Being the huge Disney fanatic that I am, I could not wait to see The Jungle Book (2016) ever since it was released on our screens in a trailer last year. The original adaptation is one of my all-time favourite childhood and Disney films. Luckily, it was released in UK cinemas on 15th April 2016. The popularity of the film was significant as the cinema was full this Sunday afternoon with children, teens and adults.
My grandad used to always put it on via the VCR and the ‘Bare Necessities’ song would light up my face as soon as it came on, just as it does now. The Jungle Book originally appeared into our world through moving image in 1967. It is about time they released a live action adaptation.
The fantasy-drama brings us a live action version of the story where Mowgli played by Neel Sethi is raised by wolves. As happy as a family as they are, not everyone is best pleased about the ‘man cub’ being in the jungle. I am sure we can take a guess as to who this character is?
Yes of course, it is Shere Khan. As you would expect, Khan wants to capture Mowgli and he does not believe in a man cub inhabiting in the jungle. You would think that once Mowgli decides to leave, this would be enough for Khan, but no, he does not stop there. Comparatively, the animals of the jungle view the elephants as their god as they bow down to respect them. You can imagine how much this frustrates the almighty Khan, right?
Mowgli loves to explore the jungle and experience the ‘bare necessities’ of life. His relationship with Bagheera is as wonderful as it appears in the first 1967 film. The protection and safety of Mowgli is his main purpose in the jungle. Although, along with the other animals, he believes that they should adhere to Khan’s rules as they fear from his intimidating personality and danger to their own lives and to the lives of their family.
My favourite part of the original film is when Mowgli meets Baloo, which is also illustrated in this most recent adaptation. They way in which they click and show each other new things is something special in their relationship. Just like the scene when Mowgli glides through the river on Baloo’s belly. They learn how to have fun and to understand the importance of friendship. Even though he attempts to deny this when Bagheera needs Baloo to influence Mowgli to go back to man’s world.
Aside the many traditional aspects of the film, there were also new methods which bring an element of surprise to the audience. Bill Murray’s Baloo does mutter the lyrics of the Bare Necessities song a little; however, it is Christopher Walken’s portrayal of King Loui which mixes the beat and atmosphere up.

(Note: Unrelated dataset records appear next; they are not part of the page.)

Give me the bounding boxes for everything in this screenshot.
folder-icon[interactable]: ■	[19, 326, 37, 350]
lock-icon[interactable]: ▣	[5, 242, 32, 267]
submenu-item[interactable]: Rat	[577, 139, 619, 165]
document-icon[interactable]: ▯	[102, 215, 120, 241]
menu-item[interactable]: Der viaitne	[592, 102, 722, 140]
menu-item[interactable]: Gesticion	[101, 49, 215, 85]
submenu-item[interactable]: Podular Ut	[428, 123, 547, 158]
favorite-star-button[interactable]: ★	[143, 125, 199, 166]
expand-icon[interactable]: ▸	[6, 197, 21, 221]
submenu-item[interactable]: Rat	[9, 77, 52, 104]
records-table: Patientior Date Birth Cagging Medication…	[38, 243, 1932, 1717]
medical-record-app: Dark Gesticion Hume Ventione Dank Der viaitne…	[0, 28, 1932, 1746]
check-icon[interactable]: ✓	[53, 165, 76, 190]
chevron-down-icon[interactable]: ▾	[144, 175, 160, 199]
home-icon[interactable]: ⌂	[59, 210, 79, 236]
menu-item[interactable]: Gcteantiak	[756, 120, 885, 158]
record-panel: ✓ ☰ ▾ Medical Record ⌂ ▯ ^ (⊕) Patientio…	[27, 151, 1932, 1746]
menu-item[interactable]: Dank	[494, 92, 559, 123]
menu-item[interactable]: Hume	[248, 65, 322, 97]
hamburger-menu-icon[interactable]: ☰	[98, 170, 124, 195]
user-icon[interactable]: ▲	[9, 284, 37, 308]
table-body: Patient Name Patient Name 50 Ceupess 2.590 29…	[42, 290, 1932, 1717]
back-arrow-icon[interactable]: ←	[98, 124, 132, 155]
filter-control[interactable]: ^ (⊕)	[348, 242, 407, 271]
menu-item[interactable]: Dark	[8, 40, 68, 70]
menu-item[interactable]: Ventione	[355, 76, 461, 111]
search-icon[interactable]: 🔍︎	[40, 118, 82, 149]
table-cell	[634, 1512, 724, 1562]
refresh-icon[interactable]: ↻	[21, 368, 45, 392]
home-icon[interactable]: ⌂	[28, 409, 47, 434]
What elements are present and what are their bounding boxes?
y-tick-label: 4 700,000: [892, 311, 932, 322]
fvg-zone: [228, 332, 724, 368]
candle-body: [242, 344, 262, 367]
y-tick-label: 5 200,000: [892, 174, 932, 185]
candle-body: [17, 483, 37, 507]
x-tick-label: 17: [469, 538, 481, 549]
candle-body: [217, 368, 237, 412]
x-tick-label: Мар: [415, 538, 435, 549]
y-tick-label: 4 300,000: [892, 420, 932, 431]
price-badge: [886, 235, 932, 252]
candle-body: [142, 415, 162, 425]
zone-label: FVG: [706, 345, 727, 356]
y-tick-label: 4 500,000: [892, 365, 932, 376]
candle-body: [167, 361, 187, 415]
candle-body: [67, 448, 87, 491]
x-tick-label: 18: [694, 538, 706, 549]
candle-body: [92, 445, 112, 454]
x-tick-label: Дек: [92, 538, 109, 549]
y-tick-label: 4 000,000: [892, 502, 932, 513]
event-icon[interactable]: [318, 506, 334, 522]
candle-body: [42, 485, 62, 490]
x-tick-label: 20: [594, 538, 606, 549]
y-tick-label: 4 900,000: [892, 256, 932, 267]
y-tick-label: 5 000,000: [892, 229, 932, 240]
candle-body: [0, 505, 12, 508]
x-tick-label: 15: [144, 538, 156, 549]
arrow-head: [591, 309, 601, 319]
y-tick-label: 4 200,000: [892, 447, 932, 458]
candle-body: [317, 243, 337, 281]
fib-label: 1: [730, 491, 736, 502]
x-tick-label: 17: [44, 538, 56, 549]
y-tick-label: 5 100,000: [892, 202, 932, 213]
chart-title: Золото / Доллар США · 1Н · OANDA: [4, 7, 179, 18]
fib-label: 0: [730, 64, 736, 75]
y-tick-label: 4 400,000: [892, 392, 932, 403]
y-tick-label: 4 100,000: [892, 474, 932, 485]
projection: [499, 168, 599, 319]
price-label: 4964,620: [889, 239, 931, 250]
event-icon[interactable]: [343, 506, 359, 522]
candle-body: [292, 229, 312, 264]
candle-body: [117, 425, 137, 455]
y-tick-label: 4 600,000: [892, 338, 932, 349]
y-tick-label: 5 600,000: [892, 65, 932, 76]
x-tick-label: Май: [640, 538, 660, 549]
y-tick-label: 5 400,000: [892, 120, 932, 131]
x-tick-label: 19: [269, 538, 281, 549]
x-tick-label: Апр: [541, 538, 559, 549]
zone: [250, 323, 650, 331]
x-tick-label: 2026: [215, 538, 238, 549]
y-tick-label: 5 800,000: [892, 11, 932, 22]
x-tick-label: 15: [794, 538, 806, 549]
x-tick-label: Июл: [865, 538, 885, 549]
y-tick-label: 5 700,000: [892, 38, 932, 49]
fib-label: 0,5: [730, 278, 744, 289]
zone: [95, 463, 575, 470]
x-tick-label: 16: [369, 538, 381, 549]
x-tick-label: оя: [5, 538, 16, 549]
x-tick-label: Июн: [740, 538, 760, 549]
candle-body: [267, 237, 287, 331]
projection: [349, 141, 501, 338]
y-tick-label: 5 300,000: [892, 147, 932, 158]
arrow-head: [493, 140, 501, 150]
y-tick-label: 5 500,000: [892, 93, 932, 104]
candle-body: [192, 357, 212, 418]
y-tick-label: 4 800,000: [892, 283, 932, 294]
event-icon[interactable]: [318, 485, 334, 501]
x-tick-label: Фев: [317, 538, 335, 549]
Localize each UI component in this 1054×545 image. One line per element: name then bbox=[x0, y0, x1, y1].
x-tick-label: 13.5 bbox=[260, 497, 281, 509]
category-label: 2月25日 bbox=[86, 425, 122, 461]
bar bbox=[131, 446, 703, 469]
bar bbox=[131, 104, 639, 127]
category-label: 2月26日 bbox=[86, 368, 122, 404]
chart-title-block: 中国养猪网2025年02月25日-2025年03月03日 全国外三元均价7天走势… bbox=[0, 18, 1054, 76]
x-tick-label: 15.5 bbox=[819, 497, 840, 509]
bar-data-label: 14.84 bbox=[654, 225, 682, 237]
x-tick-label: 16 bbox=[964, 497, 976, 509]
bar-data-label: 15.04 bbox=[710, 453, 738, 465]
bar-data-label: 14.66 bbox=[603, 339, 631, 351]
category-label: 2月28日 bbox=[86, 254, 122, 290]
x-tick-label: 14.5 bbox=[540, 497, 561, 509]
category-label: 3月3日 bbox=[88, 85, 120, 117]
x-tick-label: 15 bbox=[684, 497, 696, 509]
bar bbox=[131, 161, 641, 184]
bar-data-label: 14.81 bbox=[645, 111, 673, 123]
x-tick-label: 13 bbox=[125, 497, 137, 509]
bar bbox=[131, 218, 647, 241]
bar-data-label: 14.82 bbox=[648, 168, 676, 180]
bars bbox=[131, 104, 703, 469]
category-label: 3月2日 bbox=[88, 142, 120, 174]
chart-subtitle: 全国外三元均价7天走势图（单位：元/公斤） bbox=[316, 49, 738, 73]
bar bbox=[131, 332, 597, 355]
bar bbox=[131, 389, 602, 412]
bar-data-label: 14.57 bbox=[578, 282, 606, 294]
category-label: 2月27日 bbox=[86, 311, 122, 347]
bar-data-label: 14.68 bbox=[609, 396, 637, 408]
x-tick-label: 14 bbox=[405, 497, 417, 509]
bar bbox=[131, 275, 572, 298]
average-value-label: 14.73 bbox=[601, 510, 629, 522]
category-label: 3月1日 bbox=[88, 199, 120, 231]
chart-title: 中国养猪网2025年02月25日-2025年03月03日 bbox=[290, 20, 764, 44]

His followers, those cheeky little monkeys want to bring Mowgli to King Loui. Let’s just say, King Loui reveals a fun side, even if he sings the lyrics in a darker tone as he is benefiting his pleasure through Mowgli’s possible power from the man’s world.
One character which I was hoping to have seen more of was Kaa played by Scarlett Johansson. She delivers Kaa’s lines brilliantly however, it would have been worthwhile to have heard more from her.
Though, I should mention that the way in which the director, Jon Favreau, has balanced the traditional and new aspects of the film together is applause worthy. It takes a lot of thought and time to make a live action version of any cartoon and I was not disappointed with his result whatsoever. The voices were perfectly suited to each character.
Overall, the film is shot so beautifully and impressively. I would definitely recommend that you go to watch this film, whatever age you are. Even if you have not seen the original, you might fall in love with The Jungle Book after watching this adaptation. The comedic value, heart-felt moments and joy of the film is one for all to enjoy.